Hacker News new | ask | show | jobs
by asdfasdf1 832 days ago
- Interconnect between WSE-2's chips in the cluster was 150GB/s, much lower than NVIDIA's 900GB/s.

- non-sparse fp16 in WSE-2 was 7.5 tflops (about 8 H100s, 10x worse performance per dollar)

Does anyone know the WSE-3 numbers? Datasheet seems lacking loads of details

Also, 2.5 million USD for 1 x WSE-3, why just 44GB tho???

4 comments

>> why just 44GB tho???

You can order one with 1.2 Petabytes of external memory. Is that enough?

"External memory: 1.5TB, 12TB, or 1.2PB"

https://www.cerebras.net/press-release/cerebras-announces-th...

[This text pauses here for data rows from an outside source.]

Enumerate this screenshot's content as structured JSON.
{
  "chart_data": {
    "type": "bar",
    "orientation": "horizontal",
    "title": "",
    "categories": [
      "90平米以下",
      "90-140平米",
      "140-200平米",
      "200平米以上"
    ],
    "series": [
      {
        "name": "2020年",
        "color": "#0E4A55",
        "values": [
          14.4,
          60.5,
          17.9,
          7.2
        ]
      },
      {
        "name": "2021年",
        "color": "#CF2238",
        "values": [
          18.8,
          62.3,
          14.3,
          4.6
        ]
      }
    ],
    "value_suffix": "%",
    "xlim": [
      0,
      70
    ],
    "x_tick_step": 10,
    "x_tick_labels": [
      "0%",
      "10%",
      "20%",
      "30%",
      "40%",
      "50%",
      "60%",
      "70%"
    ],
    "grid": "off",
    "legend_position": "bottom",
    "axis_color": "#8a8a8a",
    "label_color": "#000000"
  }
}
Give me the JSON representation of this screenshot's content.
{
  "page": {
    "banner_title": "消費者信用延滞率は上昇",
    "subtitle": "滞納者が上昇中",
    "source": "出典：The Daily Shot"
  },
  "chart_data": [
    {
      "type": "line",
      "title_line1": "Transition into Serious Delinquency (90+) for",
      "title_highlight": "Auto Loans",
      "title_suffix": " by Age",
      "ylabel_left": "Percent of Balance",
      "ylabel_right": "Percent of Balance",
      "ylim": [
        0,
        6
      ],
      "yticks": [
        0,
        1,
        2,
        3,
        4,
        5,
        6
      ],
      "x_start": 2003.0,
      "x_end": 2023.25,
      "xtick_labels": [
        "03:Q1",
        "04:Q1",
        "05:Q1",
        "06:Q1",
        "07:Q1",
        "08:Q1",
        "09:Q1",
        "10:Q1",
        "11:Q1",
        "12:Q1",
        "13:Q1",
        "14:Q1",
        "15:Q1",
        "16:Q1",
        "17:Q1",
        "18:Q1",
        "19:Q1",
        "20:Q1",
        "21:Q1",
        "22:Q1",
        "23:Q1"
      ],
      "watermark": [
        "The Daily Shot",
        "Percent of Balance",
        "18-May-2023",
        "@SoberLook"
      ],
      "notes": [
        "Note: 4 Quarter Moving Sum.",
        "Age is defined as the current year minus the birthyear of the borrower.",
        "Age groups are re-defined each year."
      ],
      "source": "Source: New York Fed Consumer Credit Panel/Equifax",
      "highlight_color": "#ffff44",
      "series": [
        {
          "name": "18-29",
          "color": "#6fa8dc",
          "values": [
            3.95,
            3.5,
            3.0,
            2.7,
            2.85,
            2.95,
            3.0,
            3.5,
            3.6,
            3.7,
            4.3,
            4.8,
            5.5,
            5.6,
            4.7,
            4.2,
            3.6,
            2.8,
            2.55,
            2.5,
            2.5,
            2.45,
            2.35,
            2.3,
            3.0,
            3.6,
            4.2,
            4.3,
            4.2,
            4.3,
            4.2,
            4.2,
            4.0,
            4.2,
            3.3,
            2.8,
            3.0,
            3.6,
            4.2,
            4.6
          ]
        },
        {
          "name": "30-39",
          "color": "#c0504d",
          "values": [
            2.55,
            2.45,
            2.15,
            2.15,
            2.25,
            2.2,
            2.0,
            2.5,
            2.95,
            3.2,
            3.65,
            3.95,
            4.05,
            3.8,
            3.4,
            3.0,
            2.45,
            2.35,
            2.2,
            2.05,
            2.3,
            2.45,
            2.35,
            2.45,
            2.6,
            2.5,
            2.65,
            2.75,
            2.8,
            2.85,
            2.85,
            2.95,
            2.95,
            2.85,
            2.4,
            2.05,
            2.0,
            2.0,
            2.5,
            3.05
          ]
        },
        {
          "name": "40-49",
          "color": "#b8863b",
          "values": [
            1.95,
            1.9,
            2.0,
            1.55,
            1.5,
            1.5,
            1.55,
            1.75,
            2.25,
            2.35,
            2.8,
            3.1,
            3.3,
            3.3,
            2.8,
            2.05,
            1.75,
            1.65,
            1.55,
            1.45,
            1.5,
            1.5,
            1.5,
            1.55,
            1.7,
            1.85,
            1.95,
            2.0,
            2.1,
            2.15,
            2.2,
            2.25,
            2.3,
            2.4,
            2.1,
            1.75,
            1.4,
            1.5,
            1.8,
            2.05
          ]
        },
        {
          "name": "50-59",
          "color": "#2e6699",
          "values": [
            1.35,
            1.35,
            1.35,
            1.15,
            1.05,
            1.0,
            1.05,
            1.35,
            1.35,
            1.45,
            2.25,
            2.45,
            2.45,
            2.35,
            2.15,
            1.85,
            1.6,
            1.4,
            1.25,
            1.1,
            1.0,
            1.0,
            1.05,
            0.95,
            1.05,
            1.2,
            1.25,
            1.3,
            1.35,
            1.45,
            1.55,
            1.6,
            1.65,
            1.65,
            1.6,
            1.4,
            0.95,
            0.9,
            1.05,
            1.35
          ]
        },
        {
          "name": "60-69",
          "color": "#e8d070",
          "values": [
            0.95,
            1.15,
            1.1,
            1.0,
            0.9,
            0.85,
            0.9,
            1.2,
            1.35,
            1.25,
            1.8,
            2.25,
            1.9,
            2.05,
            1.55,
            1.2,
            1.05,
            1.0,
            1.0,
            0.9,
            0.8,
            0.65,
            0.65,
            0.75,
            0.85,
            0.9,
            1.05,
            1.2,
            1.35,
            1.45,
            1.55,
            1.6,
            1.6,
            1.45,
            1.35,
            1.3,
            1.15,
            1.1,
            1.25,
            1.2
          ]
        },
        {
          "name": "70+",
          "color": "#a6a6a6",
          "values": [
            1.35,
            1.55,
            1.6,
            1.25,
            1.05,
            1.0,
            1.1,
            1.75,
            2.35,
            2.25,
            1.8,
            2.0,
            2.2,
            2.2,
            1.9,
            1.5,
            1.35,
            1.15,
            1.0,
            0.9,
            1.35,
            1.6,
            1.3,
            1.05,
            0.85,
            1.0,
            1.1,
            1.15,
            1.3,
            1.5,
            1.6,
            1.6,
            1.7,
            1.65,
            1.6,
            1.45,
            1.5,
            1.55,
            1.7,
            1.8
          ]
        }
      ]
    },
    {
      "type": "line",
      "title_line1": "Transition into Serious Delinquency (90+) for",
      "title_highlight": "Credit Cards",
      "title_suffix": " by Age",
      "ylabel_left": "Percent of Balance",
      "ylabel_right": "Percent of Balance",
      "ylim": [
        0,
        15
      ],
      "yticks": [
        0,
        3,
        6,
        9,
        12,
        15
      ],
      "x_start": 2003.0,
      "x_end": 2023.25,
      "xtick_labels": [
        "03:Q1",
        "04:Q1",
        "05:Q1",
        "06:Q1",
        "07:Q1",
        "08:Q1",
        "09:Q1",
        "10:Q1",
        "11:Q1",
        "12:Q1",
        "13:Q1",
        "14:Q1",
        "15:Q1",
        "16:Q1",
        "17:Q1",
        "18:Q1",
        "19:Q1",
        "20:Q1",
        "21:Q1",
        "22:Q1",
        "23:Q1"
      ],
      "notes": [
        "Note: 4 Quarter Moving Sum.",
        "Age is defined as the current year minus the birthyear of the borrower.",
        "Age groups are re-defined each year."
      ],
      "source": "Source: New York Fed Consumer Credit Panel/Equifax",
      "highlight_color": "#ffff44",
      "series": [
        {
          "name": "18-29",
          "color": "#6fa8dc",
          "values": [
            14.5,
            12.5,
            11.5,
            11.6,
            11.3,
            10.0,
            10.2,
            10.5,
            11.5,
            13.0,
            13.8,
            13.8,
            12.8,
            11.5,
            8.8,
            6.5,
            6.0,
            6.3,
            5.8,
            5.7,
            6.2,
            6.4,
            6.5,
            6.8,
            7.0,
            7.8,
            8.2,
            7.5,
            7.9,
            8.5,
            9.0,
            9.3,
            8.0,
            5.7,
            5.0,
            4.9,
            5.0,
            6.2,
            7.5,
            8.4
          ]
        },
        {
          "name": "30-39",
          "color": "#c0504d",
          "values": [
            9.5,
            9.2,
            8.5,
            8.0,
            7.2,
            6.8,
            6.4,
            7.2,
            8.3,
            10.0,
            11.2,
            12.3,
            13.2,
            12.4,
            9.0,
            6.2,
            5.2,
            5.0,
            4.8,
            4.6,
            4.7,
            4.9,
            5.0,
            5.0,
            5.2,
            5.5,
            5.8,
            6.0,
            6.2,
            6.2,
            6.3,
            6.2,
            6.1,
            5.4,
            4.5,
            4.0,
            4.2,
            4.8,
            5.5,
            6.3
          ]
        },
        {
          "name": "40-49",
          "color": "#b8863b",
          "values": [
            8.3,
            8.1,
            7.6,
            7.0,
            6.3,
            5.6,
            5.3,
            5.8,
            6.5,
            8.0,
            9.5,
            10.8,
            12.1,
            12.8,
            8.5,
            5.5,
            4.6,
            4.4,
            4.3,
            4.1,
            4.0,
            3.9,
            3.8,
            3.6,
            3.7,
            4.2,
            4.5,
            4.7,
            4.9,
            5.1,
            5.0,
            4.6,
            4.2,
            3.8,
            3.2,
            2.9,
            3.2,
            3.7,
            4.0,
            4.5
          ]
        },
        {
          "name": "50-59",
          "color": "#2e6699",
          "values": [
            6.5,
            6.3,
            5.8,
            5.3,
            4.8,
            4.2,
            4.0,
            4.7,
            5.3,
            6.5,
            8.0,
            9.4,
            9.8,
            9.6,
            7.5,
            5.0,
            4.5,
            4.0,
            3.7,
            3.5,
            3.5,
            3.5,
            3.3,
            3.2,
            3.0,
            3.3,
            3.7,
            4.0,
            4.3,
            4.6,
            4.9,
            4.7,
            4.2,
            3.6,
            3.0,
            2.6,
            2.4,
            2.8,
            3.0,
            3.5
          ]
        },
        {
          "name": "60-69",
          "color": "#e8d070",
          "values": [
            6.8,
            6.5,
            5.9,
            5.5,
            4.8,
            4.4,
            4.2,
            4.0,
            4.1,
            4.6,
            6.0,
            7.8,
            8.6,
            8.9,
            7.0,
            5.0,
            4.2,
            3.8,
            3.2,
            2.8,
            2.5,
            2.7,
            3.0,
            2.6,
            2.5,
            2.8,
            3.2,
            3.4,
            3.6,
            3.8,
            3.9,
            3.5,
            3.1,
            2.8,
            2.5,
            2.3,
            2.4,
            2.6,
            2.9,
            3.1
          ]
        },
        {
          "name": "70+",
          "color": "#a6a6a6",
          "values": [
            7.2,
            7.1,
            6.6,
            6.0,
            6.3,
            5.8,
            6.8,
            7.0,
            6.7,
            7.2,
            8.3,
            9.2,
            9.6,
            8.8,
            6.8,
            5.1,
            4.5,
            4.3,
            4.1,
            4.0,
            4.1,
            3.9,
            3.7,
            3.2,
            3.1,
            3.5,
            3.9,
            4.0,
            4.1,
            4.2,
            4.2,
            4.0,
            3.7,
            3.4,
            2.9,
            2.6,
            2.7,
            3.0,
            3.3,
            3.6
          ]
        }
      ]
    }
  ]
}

"214Pb/s Interconnect Bandwidth"

https://www.cerebras.net/product-system/

I can't find the memory bandwidth to that external memory. Did they publish this?
44GB is the SRAM on a single device, comparable to the 50MB of L2 on the H100. There is also a lot of directly attached DRAM.
No, it's comparable to 230Mb of SRAM on Groq chip, since both of them are SRAM-only chips that can't really use external memory.
Because SRAM stopped getting smaller with recent nodes.
Is that 150GB/s between elements that expect to run tightly coupled processes together? Maybe the bandwidth between chips is less important.

I mean, in a cluster you might have a bunch of nodes with 8x GPUs hanging off each, if this thing replaces a whole node rather than a single GPU, which I assume is the case, it is not really a useful comparison, right?